Insurance, which is one of the most effective tools in transferring risk, may fall short when dealing with secondary perils, with models not always taking them into account. Pui gave the example of US flood risk models as those that tend to focus on primary peak loss-generating perils such as hurricanes.

“First, catastrophe modelling tools were traditionally geared towards assessing loss estimates associated with severe catastrophes, rather than used as a basis for accurate risk-based premium pricing,” he said. “In addition, secondary perils such as wildfire and flood are highly localised, and made more unpredictable due to human intervention, thus are more complex to model.

“In some cases, these considerations help explain poorly suited insurance solutions. For others, they reveal a mismatch between the design of available covers and consumer requirements. To overcome such issues and help narrow existing protection gaps, the insurance industry needs to better understand and include high-frequency secondary perils in their claims monitoring, risk assessment, pricing and management activities.”

Climate change
Planning for secondary perils is especially important in the face of climate change. Asia-Pacific, for better or for worse, is one of the world’s climate hotspots and bears the brunt of climate change. Asia’s large and growing populations and economies exacerbate the issue.

Pui said that sea-surface temperatures in the Northwest Pacific basin have increased by up to 0.5C per decade since the 1970s. This means that typhoons in the region are more likely to reach higher peak intensities due to higher energy availability.

“In fact, we may be already seeing this – manifested in the recent trifecta of Typhoons Manghkut, Hato and Haima,” he said. “Although these storms were estimated approximately as one-in-25-year return period events, they occurred one after another for three consecutive years running.”

He added that between 2014 and 2017, Asia was impacted by 217 storms and cyclones, as well as 236 cases of severe flooding.

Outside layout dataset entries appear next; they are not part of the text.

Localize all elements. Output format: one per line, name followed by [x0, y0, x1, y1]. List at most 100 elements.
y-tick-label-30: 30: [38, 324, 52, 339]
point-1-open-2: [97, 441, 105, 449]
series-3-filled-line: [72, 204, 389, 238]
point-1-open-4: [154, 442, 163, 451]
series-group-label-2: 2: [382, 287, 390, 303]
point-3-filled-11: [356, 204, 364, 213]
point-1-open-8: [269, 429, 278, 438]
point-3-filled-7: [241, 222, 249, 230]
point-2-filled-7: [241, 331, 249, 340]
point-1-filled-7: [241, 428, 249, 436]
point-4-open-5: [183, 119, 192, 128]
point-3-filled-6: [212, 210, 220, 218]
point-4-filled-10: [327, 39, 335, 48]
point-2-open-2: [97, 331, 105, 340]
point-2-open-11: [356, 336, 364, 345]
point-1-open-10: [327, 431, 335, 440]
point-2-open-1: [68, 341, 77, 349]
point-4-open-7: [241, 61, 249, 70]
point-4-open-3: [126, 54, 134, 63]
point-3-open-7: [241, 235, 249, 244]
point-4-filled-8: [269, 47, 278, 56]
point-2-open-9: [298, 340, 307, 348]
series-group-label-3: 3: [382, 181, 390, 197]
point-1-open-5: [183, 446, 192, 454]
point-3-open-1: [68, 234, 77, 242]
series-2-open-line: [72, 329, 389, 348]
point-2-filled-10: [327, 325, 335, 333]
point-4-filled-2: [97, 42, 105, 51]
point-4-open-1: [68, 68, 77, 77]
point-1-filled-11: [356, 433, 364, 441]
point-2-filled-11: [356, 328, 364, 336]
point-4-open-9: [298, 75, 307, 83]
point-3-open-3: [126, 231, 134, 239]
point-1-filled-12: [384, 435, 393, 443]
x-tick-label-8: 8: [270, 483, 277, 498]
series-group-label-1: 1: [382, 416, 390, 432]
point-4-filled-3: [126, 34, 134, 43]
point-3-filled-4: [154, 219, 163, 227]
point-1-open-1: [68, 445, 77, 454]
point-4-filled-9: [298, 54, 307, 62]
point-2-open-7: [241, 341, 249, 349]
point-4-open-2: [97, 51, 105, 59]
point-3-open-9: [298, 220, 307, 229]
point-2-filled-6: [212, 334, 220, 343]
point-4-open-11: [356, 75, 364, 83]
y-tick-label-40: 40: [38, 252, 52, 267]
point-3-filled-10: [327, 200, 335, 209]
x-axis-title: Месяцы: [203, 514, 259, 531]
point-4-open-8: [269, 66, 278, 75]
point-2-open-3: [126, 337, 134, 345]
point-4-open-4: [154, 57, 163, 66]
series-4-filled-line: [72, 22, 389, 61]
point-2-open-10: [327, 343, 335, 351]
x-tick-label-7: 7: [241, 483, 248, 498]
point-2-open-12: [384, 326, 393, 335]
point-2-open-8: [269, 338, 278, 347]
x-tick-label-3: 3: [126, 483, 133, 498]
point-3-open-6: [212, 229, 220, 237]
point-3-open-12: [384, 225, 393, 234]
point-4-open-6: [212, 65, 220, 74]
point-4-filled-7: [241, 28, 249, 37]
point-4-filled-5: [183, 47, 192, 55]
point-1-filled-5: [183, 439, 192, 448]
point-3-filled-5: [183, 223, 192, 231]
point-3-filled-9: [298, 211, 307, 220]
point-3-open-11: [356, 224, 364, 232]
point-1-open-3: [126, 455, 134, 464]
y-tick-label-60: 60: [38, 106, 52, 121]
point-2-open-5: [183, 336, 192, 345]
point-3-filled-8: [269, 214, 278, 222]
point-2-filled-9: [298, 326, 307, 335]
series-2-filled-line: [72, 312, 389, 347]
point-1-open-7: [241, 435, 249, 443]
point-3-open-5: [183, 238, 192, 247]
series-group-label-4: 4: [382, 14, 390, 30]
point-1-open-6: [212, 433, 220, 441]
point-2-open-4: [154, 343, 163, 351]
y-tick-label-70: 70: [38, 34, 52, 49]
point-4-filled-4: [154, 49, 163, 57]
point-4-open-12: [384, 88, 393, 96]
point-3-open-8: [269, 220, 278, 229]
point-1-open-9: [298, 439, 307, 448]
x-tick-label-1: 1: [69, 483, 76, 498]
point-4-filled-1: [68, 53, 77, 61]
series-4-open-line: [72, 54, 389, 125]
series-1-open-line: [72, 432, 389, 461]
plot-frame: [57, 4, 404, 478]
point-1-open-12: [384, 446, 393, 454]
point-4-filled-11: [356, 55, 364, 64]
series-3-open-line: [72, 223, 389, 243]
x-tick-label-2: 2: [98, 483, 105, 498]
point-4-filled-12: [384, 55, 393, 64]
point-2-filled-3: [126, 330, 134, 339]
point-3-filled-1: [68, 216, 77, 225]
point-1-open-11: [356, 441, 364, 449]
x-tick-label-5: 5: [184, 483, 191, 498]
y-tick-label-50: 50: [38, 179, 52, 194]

These affected 650 million people and caused at least 33,000 fatalities.

“Secondary perils, such as torrential rainfall, are causing disruptions to rail and air traffic, as well as prompting officials to shut schools and offices, as we’ve seen in Mumbai and Southwest Japan in recent years,” Pui said. “Due to the high-frequency nature of such secondary perils, businesses face frequent and costly interruptions.”

Industry’s response
Pui stressed that the influence of secondary perils is of growing importance in the estimation of losses for the insurance industry and its sustainability. Furthermore, insurers should acknowledge that there will be a growing share of losses coming from secondary perils, and incorporate climate and land-use trends into their evaluations.

“Innovative insurance solutions can fill gaps left by traditional insurance which result in meaningful economic benefits,” he said. “Last year, we developed and launched HazeShield, a standalone haze insurance solution for businesses operating in Singapore. The risk model underpinning HazeShield was developed in partnership with Harvard University’s John A. Paulson School of Engineering and Applied Sciences. We have also worked with clients to structure parametric- or index-based solutions that protect against loss of attraction as a tourist destination due to cyclones, as well as developed covers against bushfires based on satellite imagery, supply chain disruption based on river-levels, and more.”

In general, Pui believes that the insurance industry must continue to play an educational role with respect to climate change risks and the increasing vulnerability of developing markets. Risk awareness should be perceived as corporate responsibility, not just to society but to also to shareholders.

“The benefits of pre- as opposed to just post-disaster financing has not yet been well-articulated enough to risk managers for them to fully grasp the value of insurance,” he said. “To this end, more education is required to change mindsets, with insurance no longer considered a grudge purchase but another tool in the kit to reduce volatility and ensure earnings stability.”